As reported in CNet News, Charmr is “a prototype for a sleeker, more functional blood glucose monitor and an insulin pump that users can apply directly to their bodies as an adhesive.”

“They researched extensively, interviewing diabetics and consulting with Tenderich, a valuable source of information and a link to the diabetes community.

While the Charmr vaguely resembles an iPod Nano, it has an appeal of its own. The device allows users to monitor the trends of their blood sugar levels, as well as administer insulin via a sweat-proof patch. Not to mention, the device allows for wear on the wrists, or as a keychain or necklace–all of which let the device simply appear to be another mysterious gadget, as opposed to a complex medical apparatus. Furthermore, the Charmr will triple as a USB drive that allows users to view daily trends and patterns of their condition, and other special features.”

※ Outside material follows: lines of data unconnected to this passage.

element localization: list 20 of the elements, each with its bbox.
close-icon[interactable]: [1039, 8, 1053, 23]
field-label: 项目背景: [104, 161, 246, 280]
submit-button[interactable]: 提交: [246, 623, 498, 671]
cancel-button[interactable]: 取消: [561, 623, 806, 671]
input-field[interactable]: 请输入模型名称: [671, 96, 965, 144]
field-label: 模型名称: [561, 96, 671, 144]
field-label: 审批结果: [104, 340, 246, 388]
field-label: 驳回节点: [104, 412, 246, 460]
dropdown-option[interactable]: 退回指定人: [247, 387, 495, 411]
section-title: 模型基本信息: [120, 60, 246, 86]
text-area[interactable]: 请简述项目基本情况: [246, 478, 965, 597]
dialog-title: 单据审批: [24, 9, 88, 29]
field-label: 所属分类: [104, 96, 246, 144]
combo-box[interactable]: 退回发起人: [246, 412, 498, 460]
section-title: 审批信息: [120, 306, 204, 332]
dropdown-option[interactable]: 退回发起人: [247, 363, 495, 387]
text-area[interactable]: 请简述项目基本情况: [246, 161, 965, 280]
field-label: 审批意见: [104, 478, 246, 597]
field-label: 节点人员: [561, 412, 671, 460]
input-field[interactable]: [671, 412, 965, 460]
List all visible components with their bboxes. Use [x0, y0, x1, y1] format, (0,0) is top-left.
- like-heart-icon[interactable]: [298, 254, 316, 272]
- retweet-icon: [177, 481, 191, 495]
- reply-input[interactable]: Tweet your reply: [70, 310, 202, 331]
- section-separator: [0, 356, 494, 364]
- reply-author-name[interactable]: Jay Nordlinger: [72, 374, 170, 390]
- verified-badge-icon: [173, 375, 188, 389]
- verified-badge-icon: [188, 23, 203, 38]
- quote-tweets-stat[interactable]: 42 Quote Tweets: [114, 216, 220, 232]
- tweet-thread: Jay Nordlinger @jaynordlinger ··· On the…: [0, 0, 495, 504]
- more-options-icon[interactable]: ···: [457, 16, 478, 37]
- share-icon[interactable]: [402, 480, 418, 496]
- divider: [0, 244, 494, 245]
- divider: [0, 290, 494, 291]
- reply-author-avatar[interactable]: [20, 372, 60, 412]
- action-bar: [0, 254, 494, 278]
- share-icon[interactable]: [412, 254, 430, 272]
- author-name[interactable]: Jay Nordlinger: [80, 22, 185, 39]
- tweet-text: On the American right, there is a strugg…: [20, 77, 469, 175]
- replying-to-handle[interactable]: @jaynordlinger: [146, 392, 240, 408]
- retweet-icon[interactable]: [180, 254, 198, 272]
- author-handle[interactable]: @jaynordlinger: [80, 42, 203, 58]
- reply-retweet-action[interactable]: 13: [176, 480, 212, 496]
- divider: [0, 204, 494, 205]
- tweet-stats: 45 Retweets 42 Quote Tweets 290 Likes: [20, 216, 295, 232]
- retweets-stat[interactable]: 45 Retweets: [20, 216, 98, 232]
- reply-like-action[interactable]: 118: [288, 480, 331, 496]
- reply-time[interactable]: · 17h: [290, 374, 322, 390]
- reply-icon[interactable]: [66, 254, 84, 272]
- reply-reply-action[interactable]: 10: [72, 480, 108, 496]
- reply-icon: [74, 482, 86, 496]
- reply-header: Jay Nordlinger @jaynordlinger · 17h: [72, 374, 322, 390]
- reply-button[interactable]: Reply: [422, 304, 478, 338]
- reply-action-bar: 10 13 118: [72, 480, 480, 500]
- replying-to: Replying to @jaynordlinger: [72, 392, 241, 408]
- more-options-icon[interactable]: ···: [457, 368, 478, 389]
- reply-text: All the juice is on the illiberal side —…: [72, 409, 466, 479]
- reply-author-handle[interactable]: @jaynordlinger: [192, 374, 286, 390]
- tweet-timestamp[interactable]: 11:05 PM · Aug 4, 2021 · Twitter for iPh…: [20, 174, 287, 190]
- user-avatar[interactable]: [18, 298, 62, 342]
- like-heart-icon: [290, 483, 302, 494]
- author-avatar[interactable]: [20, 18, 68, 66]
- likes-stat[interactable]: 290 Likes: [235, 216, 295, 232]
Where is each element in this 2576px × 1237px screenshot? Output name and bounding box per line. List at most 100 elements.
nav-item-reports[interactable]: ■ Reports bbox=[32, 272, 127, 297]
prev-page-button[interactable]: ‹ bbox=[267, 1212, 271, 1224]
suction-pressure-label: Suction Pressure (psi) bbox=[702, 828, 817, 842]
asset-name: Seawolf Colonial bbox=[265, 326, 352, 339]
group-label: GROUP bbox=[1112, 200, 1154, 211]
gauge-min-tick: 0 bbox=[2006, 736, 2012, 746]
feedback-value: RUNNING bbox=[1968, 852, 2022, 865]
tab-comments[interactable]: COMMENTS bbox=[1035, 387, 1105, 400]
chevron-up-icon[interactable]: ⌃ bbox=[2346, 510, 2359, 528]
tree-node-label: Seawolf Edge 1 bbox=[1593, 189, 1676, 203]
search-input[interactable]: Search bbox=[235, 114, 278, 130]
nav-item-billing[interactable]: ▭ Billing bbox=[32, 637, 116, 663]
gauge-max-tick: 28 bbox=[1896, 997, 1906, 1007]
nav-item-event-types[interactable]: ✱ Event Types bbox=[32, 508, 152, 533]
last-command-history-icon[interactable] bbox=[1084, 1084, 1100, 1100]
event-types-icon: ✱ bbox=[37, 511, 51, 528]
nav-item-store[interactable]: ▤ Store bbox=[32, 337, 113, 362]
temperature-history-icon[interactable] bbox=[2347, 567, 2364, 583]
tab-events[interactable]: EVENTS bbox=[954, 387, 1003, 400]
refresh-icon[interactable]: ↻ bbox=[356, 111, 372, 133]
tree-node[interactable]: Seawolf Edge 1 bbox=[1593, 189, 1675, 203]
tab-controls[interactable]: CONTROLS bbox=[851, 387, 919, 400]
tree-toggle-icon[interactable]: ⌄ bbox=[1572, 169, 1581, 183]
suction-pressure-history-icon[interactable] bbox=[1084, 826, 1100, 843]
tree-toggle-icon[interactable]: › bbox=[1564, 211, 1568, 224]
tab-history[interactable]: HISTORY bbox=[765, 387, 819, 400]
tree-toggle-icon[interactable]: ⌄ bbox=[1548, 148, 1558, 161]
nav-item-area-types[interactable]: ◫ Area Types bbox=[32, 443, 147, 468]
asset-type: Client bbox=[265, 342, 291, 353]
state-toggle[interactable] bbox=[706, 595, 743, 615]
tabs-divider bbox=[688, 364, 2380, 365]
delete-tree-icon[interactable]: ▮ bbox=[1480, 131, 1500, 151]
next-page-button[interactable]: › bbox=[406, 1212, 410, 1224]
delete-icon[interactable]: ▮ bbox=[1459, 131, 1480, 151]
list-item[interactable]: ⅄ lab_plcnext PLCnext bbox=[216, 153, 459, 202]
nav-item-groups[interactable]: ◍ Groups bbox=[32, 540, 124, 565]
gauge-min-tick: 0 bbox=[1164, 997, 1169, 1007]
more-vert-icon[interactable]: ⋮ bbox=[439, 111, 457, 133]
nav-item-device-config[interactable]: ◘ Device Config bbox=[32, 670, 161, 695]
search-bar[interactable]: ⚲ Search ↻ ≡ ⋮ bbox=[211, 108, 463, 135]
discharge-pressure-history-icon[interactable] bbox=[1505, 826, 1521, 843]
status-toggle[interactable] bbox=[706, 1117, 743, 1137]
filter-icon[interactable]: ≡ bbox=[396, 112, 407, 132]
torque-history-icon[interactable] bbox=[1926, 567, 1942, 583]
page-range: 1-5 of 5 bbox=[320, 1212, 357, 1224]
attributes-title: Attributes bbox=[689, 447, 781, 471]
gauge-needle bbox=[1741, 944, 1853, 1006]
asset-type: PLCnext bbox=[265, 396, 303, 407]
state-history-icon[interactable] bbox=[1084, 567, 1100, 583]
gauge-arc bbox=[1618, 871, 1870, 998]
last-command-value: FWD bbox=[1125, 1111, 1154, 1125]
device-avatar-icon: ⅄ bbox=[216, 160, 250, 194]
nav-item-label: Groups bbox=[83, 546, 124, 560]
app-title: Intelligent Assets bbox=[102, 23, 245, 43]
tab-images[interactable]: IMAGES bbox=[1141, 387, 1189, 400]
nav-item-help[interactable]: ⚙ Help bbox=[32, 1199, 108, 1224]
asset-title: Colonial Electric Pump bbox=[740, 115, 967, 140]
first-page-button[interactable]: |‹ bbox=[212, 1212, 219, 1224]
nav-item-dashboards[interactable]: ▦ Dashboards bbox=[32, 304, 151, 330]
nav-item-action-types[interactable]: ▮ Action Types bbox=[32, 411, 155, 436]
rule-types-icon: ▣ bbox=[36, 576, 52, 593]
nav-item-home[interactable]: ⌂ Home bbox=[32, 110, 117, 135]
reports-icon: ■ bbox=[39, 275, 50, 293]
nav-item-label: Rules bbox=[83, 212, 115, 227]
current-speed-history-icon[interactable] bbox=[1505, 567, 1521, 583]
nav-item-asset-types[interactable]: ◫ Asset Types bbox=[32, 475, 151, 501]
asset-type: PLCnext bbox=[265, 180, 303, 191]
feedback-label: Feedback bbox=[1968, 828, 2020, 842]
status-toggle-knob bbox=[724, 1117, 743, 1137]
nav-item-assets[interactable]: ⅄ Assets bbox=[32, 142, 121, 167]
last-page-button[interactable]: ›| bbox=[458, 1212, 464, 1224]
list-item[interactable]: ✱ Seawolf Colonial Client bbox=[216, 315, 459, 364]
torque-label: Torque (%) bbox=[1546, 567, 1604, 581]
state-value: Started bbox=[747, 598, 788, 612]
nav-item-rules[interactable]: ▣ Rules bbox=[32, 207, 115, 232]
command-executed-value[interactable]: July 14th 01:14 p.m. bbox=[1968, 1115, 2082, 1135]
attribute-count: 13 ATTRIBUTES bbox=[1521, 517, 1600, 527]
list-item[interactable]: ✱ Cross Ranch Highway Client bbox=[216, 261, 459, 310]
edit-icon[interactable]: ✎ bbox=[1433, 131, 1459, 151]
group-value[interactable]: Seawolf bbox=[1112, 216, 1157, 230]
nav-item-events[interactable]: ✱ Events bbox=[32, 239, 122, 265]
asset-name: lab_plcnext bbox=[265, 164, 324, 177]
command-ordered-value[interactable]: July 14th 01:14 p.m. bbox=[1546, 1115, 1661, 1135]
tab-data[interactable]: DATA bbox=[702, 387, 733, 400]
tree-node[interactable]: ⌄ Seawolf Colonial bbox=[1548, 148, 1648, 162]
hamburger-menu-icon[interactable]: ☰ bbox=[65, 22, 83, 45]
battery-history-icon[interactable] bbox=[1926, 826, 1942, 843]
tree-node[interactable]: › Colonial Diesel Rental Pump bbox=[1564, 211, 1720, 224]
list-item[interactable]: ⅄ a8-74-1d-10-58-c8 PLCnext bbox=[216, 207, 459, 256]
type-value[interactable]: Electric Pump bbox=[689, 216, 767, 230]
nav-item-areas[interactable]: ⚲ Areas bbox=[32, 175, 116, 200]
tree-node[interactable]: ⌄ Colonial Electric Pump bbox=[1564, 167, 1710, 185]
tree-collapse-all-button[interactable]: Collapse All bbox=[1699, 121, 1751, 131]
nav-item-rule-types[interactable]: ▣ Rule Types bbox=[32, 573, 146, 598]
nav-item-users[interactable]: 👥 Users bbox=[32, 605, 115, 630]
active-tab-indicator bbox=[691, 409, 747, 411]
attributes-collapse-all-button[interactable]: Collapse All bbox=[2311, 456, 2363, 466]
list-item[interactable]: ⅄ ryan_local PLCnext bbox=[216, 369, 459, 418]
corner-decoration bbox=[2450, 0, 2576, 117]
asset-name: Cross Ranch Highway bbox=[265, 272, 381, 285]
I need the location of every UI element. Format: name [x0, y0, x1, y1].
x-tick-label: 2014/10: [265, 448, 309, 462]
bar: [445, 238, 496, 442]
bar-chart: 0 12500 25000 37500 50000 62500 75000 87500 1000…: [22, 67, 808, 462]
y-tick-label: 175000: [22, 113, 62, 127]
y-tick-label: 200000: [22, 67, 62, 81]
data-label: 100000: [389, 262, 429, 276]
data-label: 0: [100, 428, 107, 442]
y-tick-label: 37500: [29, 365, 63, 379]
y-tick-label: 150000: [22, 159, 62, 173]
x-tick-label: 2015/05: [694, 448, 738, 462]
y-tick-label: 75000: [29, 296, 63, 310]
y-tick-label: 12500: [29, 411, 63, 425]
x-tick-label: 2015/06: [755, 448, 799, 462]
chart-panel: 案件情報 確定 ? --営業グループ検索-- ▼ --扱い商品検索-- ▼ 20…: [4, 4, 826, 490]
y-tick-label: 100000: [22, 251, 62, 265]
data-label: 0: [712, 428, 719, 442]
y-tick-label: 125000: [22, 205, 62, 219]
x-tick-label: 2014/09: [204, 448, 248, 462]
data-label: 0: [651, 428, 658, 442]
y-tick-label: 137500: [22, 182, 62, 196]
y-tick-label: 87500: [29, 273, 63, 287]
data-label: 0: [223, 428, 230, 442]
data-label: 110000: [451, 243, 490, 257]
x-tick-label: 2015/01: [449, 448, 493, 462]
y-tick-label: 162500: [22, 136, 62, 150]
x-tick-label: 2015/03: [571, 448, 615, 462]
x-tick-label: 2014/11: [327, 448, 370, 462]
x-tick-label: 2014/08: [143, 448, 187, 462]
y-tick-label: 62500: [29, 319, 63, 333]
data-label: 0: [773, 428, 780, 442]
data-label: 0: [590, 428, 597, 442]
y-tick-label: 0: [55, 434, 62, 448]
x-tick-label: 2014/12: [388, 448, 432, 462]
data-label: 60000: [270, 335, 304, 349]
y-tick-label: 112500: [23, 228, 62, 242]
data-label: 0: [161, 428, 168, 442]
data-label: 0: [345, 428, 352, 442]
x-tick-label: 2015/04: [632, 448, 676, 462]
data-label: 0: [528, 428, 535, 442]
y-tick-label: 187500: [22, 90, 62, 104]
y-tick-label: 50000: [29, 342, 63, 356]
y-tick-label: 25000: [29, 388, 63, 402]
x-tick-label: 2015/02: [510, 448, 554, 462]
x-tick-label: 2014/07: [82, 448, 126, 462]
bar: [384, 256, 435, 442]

Interaction designer Alexa Andrzejewski highlights that Charmr is not a product, but a vision of what the diabetic experience could look like in a few years if considered from a user-centered perspective, exemplifying a more human approach to medical device design, i.e. a device that looks and feels like it was designed with people in mind.

As explained by Dan Saffer, they spent three weeks just learning about diabetes and talking to patients and experts, then another week analyzing and taking in all the data they gathered. They spent another two weeks concepting; creating as many ideas as they could around the design principles they’d come up with. Once they narrowed down to an idea, they created the visual and interaction design to really flesh out that concept, then a movie to explain the vision.

Not surprisingly, they were overwhelmed by the positive feedback.